Further studies on the existence of cryptic species within Liriomyza huidobrensis
Earlier genetic studies had shown that Liriomyza huidobrensis (Diptera, Agromyzidae - EPPO A2 quarantine pest) may be composed of two cryptic species (EPPO RS 2001/016). Further phylogenetic analysis using DNA sequence data from 2 nuclear genes were done in USA, on specimens of L. huidobrensis from various hosts and locations around the world (USA, Guatemala, Ecuador, Colombia, Peru, Argentina, Sri Lanka, Israel and Indonesia).
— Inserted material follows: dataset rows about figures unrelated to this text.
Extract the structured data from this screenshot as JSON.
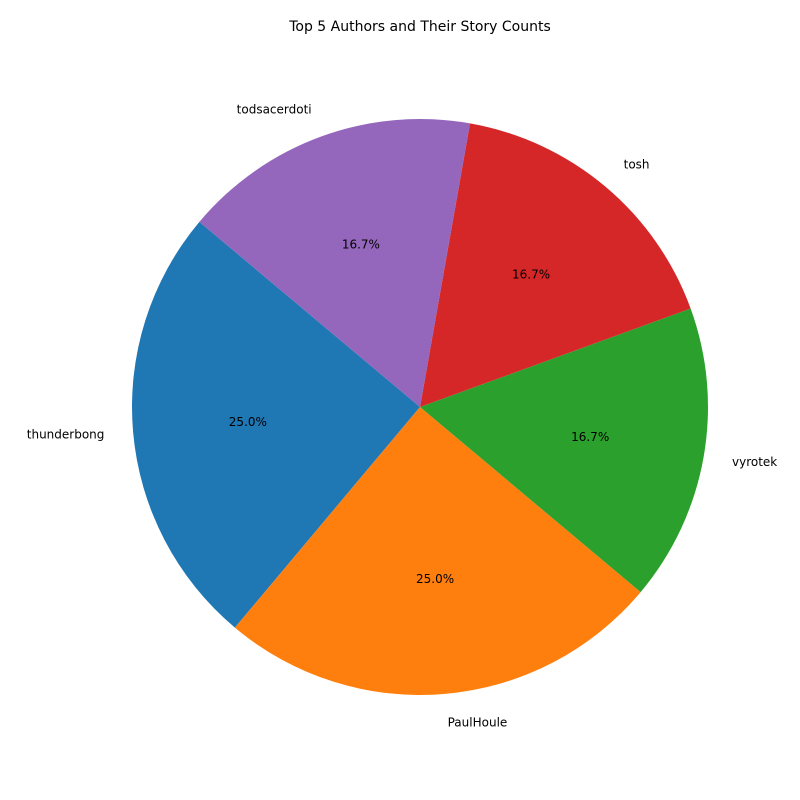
{
  "chart_data": {
    "type": "pie",
    "title": "Top 5 Authors and Their Story Counts",
    "start_angle_deg": 140,
    "direction": "counterclockwise",
    "label_format": "percent_one_decimal",
    "slices": [
      {
        "label": "thunderbong",
        "value": 3,
        "percent_label": "25.0%",
        "color": "#1f77b4"
      },
      {
        "label": "PaulHoule",
        "value": 3,
        "percent_label": "25.0%",
        "color": "#ff7f0e"
      },
      {
        "label": "vyrotek",
        "value": 2,
        "percent_label": "16.7%",
        "color": "#2ca02c"
      },
      {
        "label": "tosh",
        "value": 2,
        "percent_label": "16.7%",
        "color": "#d62728"
      },
      {
        "label": "todsacerdoti",
        "value": 2,
        "percent_label": "16.7%",
        "color": "#9467bd"
      }
    ]
  }
}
Results confirmed the existence of 2 different clades: a clade containing only specimens from California and Hawaii (US), the another clade containing all other specimens (mainly from South and Central America). The authors proposed that the North America cryptic species should be called L. langei (first name given to the leafminer when described in California) and restrict the name L. huidobrensis to the South and Central American species. The authors also noted that recent invasions of this leafminer to other areas of the world are due to the spread of L. huidobrensis from South or Central America. Morphological studies are under way, but so far it is not possible to differentiate L. langei and L. huidobrensis on the basis of morphological characters.
Scheffer, S.J.; Lewis, M.L. (2001) Two nuclear genes confirm mitochondrial evidence of cryptic species within Liriomyza huidobrensis (Diptera: Agromyzidae).
Annals of the Entomological Society of America, 94(5), 648-653.